The Youth and Family Empowerment (YFE) division of Seattle Human Services and PSFN have partnered once again to help connect healthy foods to our community. Last week we sponsored two training sessions for cooks at child care centers. Once again, Leika Suzumura of Rainier Valley Eats and Community Kitchens NW led wonderful training sessions addressing the advantages of purchasing fresh fruits and vegetables locally, and of cooking and eating as a community. Natalie Thomson of YFE organized the trainings and PSFN’s Karen Mauden coordinated the produce sourcing and distribution for the training with PSFN member farms.
The basic idea for the training programs is that food is picked and packed at a local farm and is delivered fresh from that farm to each childcare meal site. Because the produce is picked at the height of ripeness, and the intervening time between harvest and delivery is so short, Seattle’s children who attend the participating child care programs receive their fresh fruits and veggies when they are most nutritive. Served so close to pick time, the produce is also at the height of its flavor, color, and has maximum freshness and crunch –– all added benefits that keep the kids asking for more. Trying such fresh foods at an early age helps develop a taste for fresh flavors and the natural sweetness of fresh foods among youngsters.
Nutritious food isn’t nutritious until it’s eaten, though, and the first step to getting yummy, fresh foods into children’s bellies is getting the cooks at childcare sites involved, and that’s what these training sessions are all about. To set the program up for success, we help train the site cooks to make tasty meals the children will want to try and will enjoy.
The Community Day School Association’s nine child care sites, and Seattle Community Centers’ fifteen sites were all able to attend training sessions tailored to their unique needs. Some of these sites have been serving local produce since October 2011 as part of the Farm to Table (F2T) Project. Others are brand new to F2T and purchasing directly from local farms. Most sites participating in the F2T project at this point receive their produce in the form of a CSA box from a local farm. While the CSA model offers the benefit of being organic, grown & sourced locally, it also presents the challenge of using some vegetables that will be new foods to the children –– foods we call “stretch” foods (“stretch” meaning that we are encouraging and challenging the children and cooks to taste and experiment with some foods that are unfamiliar to them).
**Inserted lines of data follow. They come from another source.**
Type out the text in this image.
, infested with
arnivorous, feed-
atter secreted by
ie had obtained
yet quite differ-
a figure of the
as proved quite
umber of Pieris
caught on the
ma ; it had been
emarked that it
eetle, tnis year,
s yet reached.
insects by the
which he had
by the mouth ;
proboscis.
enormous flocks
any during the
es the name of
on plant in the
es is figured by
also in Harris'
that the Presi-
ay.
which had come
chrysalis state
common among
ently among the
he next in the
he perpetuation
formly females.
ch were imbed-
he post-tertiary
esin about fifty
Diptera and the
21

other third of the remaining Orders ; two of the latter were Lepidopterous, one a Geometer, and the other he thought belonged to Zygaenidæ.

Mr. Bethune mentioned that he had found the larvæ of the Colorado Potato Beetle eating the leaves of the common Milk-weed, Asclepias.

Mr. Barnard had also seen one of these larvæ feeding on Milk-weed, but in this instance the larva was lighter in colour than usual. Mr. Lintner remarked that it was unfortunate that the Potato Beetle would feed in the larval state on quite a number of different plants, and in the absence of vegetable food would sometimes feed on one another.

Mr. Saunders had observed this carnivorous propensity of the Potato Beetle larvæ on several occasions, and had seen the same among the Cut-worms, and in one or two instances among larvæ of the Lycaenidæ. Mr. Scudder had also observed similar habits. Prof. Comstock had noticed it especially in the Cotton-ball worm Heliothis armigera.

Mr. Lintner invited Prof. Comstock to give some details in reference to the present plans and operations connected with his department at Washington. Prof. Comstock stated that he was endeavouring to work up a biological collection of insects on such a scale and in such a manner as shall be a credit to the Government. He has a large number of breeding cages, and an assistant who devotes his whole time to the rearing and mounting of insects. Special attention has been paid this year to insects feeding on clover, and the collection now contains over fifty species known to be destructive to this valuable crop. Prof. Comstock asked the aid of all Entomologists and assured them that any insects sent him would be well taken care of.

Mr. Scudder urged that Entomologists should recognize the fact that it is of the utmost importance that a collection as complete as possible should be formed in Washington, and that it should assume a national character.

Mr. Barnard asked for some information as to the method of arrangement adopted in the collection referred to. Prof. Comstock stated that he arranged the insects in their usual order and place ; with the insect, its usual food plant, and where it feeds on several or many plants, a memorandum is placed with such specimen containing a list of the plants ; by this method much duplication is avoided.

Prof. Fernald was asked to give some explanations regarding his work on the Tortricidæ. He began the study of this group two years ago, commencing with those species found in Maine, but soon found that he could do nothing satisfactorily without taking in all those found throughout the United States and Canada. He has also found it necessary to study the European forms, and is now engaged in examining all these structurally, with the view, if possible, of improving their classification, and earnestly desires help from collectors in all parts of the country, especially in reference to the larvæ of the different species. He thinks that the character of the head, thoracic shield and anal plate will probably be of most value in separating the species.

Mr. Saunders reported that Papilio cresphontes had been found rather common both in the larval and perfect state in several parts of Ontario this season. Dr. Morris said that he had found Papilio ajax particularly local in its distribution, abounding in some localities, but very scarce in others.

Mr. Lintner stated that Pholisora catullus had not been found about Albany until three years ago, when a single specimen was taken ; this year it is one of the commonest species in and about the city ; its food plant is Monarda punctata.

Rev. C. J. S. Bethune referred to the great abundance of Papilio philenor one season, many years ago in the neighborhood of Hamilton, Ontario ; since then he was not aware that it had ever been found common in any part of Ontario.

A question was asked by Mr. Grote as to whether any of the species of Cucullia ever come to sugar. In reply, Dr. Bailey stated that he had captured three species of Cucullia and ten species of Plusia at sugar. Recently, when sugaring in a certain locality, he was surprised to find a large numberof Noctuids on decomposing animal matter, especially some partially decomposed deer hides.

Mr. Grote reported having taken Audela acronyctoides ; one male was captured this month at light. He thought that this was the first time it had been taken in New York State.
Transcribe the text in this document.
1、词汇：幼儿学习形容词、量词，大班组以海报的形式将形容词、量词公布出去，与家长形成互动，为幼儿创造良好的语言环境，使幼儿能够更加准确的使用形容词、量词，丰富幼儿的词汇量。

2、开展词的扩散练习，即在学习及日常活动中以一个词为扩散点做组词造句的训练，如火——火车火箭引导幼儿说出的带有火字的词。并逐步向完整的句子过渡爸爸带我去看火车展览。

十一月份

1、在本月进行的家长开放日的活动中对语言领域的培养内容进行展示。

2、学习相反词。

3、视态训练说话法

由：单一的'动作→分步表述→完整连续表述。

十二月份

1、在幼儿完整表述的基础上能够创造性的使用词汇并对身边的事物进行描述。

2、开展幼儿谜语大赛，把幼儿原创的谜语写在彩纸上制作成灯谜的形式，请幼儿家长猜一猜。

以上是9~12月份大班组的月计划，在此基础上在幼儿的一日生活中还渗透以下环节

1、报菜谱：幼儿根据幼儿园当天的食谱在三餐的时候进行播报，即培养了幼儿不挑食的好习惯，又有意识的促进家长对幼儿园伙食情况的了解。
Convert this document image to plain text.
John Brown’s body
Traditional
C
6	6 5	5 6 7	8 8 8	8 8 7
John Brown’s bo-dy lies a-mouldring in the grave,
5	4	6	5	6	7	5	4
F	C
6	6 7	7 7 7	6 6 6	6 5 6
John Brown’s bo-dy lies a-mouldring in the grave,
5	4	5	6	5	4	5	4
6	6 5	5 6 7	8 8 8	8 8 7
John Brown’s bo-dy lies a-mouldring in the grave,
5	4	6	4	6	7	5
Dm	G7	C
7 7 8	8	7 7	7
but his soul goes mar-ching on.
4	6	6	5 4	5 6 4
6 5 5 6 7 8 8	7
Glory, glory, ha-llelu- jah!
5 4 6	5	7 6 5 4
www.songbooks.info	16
Developing recipes that artfully incorporate these new products is a key step in encouraging children to try new things.
After Leika’s presentation and some discussion it was time to get our hands dirty! It was off to the kitchen to create “Hero Salad” (purple cabbage, green kale, orange carrots); English Muffin Pizzas (kale, carrots, pizza sauce & mozzarella); roasted root vegetables (celeriac, sunchokes, sweet potatoes & parsnips dusted with rosemary, thyme & parsley); and PCC’s “Health Secret Cookies” (pumpkin seeds and oatmeal help create a better-for-you chocolate chip cookie). What a menu! Everyone shared ideas about how to adapt existing recipes to use more fresh local produce featuring the flavors of the season.
Just as it’s considered best practices for child care providers to include children in the food prep and cooking process, and to sit down and share meals with them, the result of these training sessions was a community coming together and sharing the experience of cooking and eating together. At the end of the day, there were many happy faces knowing why serving local, seasonal produce is a best practice for child care, and also that it’s totally doable!